There is a long-running community belief that this Rotmon will not flee if you address it by name out loud before throwing. There is no code path that supports this. There is also no code path that prevents it.

None of the above behaviors are coded into the game. The Rot, in canon, does not care what is coded. The community's lived experience of Only in Ohio is part of the entry whether the team documents it or not.

Threat profile & personality read

Threat level: trace. Catchers report no measurable effect on their day-to-day life after an encounter. The Rotmon's pattern-stability is high and its accretion footprint is small.

Reads as oblivious. The Rotmon often does not visually acknowledge the throw until the ball is mid-flight, which produces some of the cleanest catch-cam clips in the share feed.

The personality read informs the combat AI but does not fully determine it. Only in Ohio's in-encounter behavior is the intersection of its personality profile and its stat sheet, and the two can pull in different directions — a smug personality with a defensive stat sheet produces a very different fight than a smug personality with an aggressive one.

Field notes & researcher observations

Researcher Mira Voss filed the canonical Field Notes on this Rotmon in late 2025. The version below is the short-form summary; the full document is referenced in the in-game lore archive.

Audio signature is distinctive enough that experienced players can identify an off-screen spawn from the encounter chime alone, before the AR render resolves.

Pattern-stability is rated 'high' in the in-universe documentation. The Rotmon's silhouette does not drift between sightings, which is not true of every entry in the dex.

Encounter cadence is steady once the Rotmon has been logged once on a given account — the algorithm appears to weight repeat visibility for the first three sightings before flattening.

Shares thematic DNA with the broader chronically-online cluster — Rotmons whose visual language depends on the viewer already speaking platform-native humor.

Three things most players don't notice about Only in Ohio

First, the encounter audio includes a single frame of silence at exactly the 1.5-second mark — an intentional pause used as a synchronization anchor by the catch ring animation.

Second, the catch animation runs at a slightly higher frame rate than the wild render. The seam is invisible at 60fps but visible if you record at 120fps and step through frame by frame.

Third, the official art file is the only one in the project repo whose filename uses a hyphenated variant that no other asset uses. The team has been informed. The filename will not be changed.

These are small details. Brain Rot IRL is built out of small details. Whether you notice them or not, they are why the Rotmon feels the way it does on screen.

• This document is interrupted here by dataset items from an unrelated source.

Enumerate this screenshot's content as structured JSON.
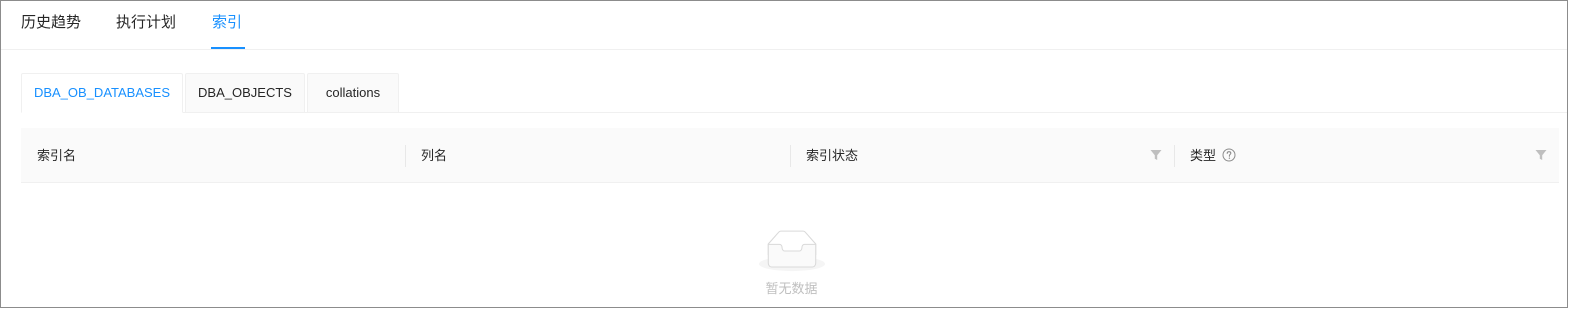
{
  "top_tabs": [
    {
      "label": "历史趋势",
      "active": false
    },
    {
      "label": "执行计划",
      "active": false
    },
    {
      "label": "索引",
      "active": true
    }
  ],
  "card_tabs": [
    {
      "label": "DBA_OB_DATABASES",
      "active": true
    },
    {
      "label": "DBA_OBJECTS",
      "active": false
    },
    {
      "label": "collations",
      "active": false
    }
  ],
  "table": {
    "columns": [
      {
        "label": "索引名",
        "filter": false,
        "help": false
      },
      {
        "label": "列名",
        "filter": false,
        "help": false
      },
      {
        "label": "索引状态",
        "filter": true,
        "help": false
      },
      {
        "label": "类型",
        "filter": true,
        "help": true
      }
    ],
    "empty_text": "暂无数据"
  },
  "colors": {
    "accent": "#1890ff",
    "text": "#262626",
    "muted": "#bfbfbf",
    "header_bg": "#fafafa",
    "border": "#f0f0f0"
  },
  "icons": {
    "filter": "filter-icon",
    "help": "question-circle-icon",
    "empty": "empty-inbox-icon"
  }
}
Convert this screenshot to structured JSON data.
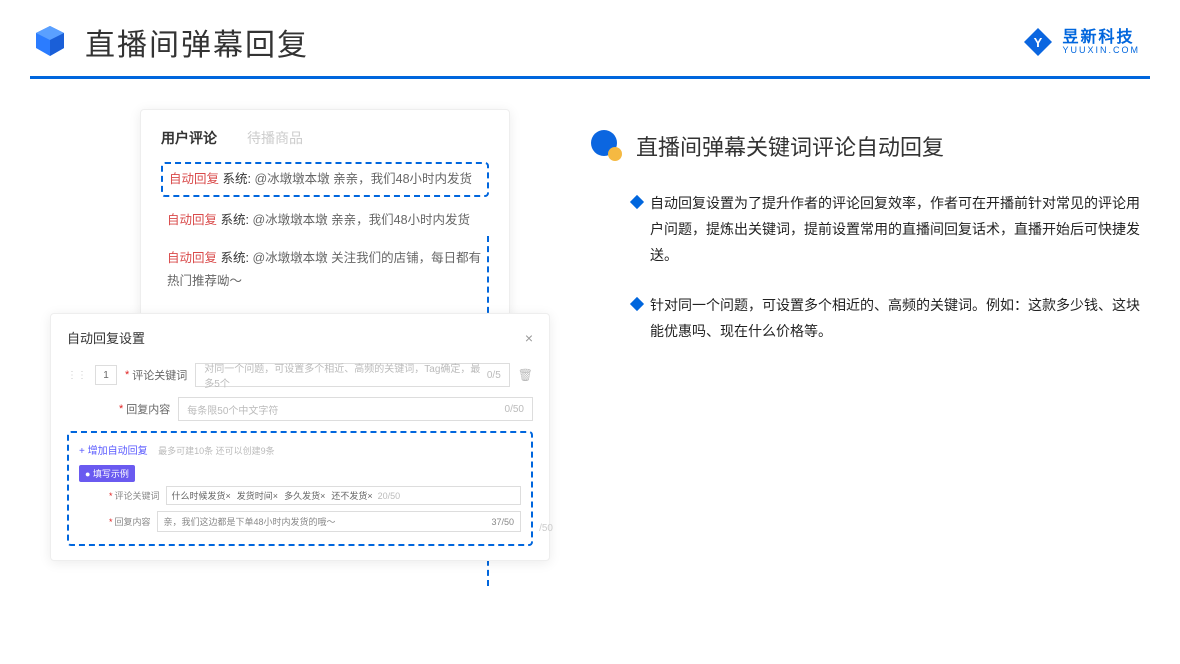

Collector value & trade outlook

Ultra-tier completion is the mid-game milestone. The roster shifts quarterly with patch notes, so 'complete' is a moving target rather than a fixed goal.

Ultra-band trade value is steady across the year — neither inflated by event hype nor deflated by Limited drops.

Only in Ohio's in-game stat sheet (rizz 91, sigma 103, aura 3570, drip 79) is consistent with the broader Ultra band, so individual-instance variance is the main reason any two copies of this Rotmon trade differently. Players who catch multiples should keep the highest-aura instance and use the duplicates as trade chips once trading opens to the wider playerbase.